I am sharing my experiences on monitoring Redis server that has millions of keys. These keys keep on growing and is being used as cache by multiple microservices. Below are the list of things that I keep on monitoring frequently.

Monitoring tools used for Redis server

  • Redis cli – INFO command
  • AWS Cloudwatch

Besides, above tools I also keep switching between Grafana, Kibana, New Relic, Kubernetes dashboard to correlate the events during investigation.

1. Number of keys and their growth

We have to keep close eyes on the total number of keys and their rate of growth over time. The Redis instance has limited memory and when this memory is reached instance will start to be the bottleneck. If your app/site is very popular and Redis has been used as cache then Redis itself will start to get slower due to heavy memory pressure. Under heavy memory pressure it will evict the keys based on eviction policy. So, set your eviction policy based on the usage of keys.

Mostly, session cache are kept in Redis. If we start to create session for every single request then we can easily run out of memory in Redis instance.

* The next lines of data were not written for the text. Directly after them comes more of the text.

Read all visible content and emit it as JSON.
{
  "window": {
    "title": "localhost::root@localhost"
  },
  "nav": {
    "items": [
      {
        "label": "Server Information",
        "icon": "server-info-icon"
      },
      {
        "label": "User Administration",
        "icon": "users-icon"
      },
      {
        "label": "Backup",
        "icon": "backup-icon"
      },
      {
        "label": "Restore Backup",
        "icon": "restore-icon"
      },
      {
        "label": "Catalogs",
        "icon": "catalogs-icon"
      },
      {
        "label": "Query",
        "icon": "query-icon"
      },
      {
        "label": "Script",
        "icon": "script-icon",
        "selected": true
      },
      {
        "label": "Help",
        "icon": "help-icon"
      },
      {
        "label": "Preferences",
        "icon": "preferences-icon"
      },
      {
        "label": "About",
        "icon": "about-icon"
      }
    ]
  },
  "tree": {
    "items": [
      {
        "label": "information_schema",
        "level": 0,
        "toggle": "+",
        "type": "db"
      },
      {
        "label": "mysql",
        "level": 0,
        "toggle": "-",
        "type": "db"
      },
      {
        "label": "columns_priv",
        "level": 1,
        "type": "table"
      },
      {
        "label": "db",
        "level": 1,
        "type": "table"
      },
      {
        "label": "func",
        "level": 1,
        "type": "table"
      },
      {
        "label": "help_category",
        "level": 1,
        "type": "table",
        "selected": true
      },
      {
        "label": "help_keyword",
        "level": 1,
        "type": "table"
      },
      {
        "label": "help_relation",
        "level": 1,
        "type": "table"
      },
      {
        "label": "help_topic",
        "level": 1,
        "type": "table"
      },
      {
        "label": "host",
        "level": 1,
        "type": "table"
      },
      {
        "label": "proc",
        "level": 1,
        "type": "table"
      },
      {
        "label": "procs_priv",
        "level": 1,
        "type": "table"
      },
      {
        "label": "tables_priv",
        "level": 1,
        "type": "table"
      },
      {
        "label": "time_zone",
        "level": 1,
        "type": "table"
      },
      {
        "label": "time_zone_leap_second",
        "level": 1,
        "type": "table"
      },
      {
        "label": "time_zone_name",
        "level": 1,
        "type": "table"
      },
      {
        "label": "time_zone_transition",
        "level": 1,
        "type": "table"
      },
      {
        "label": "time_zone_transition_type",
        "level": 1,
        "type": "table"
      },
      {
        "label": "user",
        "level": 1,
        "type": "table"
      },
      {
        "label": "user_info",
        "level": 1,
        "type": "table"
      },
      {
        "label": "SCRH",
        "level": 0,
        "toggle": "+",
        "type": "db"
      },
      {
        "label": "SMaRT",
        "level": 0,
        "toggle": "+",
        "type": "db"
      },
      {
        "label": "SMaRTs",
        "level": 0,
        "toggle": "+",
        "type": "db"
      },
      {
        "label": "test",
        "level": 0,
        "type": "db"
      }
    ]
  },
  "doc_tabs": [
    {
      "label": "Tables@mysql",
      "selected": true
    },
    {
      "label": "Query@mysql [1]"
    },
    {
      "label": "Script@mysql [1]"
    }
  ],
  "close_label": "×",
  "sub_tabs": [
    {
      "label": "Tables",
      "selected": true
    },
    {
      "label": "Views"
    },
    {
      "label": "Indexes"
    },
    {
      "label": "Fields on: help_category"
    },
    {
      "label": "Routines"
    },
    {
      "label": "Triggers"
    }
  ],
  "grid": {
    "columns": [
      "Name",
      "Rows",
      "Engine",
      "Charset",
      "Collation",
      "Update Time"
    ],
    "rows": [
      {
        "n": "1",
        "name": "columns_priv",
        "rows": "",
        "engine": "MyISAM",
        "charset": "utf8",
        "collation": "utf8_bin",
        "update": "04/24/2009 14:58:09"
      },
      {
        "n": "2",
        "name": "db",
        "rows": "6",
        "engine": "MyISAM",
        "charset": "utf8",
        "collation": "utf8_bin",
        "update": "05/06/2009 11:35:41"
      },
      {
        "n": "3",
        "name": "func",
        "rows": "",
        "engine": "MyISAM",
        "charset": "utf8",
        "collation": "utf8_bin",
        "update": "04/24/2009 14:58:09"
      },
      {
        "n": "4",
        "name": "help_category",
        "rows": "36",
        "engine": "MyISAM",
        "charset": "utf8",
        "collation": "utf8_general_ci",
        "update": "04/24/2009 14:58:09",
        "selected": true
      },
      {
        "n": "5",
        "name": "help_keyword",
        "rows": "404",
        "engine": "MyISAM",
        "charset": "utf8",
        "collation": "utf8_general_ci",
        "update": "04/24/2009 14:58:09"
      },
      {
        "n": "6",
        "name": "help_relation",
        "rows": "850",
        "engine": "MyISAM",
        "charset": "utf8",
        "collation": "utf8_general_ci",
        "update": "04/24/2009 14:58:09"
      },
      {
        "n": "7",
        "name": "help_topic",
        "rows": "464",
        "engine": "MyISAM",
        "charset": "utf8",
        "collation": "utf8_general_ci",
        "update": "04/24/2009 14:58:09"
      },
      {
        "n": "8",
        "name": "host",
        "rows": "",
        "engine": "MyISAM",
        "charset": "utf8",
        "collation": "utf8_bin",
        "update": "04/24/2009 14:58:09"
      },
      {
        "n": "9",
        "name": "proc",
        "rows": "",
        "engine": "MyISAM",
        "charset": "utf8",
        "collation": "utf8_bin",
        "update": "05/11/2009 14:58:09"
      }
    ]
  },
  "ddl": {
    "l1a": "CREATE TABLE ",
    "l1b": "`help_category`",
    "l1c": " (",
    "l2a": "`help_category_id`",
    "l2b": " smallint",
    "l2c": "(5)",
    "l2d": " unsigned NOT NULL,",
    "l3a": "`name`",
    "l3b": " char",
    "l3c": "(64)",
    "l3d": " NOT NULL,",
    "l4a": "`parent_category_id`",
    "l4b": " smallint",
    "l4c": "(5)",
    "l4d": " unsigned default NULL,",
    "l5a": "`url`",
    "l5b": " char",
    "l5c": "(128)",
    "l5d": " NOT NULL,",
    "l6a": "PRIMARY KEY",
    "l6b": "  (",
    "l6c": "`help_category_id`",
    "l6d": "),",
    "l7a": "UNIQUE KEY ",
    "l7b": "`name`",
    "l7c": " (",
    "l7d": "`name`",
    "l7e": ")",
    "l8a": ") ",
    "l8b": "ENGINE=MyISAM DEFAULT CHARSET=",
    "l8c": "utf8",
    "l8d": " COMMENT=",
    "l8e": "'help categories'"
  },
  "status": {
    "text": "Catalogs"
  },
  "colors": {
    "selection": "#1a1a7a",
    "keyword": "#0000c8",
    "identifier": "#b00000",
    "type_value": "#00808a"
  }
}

Create sample data for test

Freeable Memory decreasing

root@8762425eed3f:/data# redis-cli -h $REDIS_HOST
127.0.0.1:6379> keys *
1) "tus:server:895f65a62d01b683b6322209740dbf57"
127.0.0.1:6379> INFO commandstats
# Commandstats
cmdstat_command:calls=1,usec=2950,usec_per_call=2950.00
cmdstat_keys:calls=1,usec=803,usec_per_call=803.00
127.0.0.1:6379> set test:redis:command 10
OK
127.0.0.1:6379> ttl test:redis:command
(integer) -1
127.0.0.1:6379> set test:redis:command2 10 EX 300
OK
127.0.0.1:6379> ttl test:redis:command2
(integer) 294
127.0.0.1:6379> info commandstats
# Commandstats
cmdstat_set:calls=2,usec=316,usec_per_call=158.00
cmdstat_info:calls=1,usec=143,usec_per_call=143.00
cmdstat_command:calls=1,usec=2950,usec_per_call=2950.00
cmdstat_keys:calls=1,usec=803,usec_per_call=803.00
cmdstat_ttl:calls=2,usec=49,usec_per_call=24.50

2. TTL for keys

Always set TTL for keys if when you think it doesn’t need one. All data in Redis lives in memory. If we don’t set any TTL then this data will live in memory forever and won’t be garbage collected (removed) by Redis. Redis internally has a routine that will scan for expired keys and remove them from memory. This happens when Redis has some idle time. If there are millions of keys in Redis and most of them don’t have TTL then you are likely to run out of memory sooner than expected unless you clean them manually using some techniques. see <a href="#info-keyspace" rel="nofollow" title="#info-keyspace">INFO keyspace</a> below on how to get TTL information from Redis metrics.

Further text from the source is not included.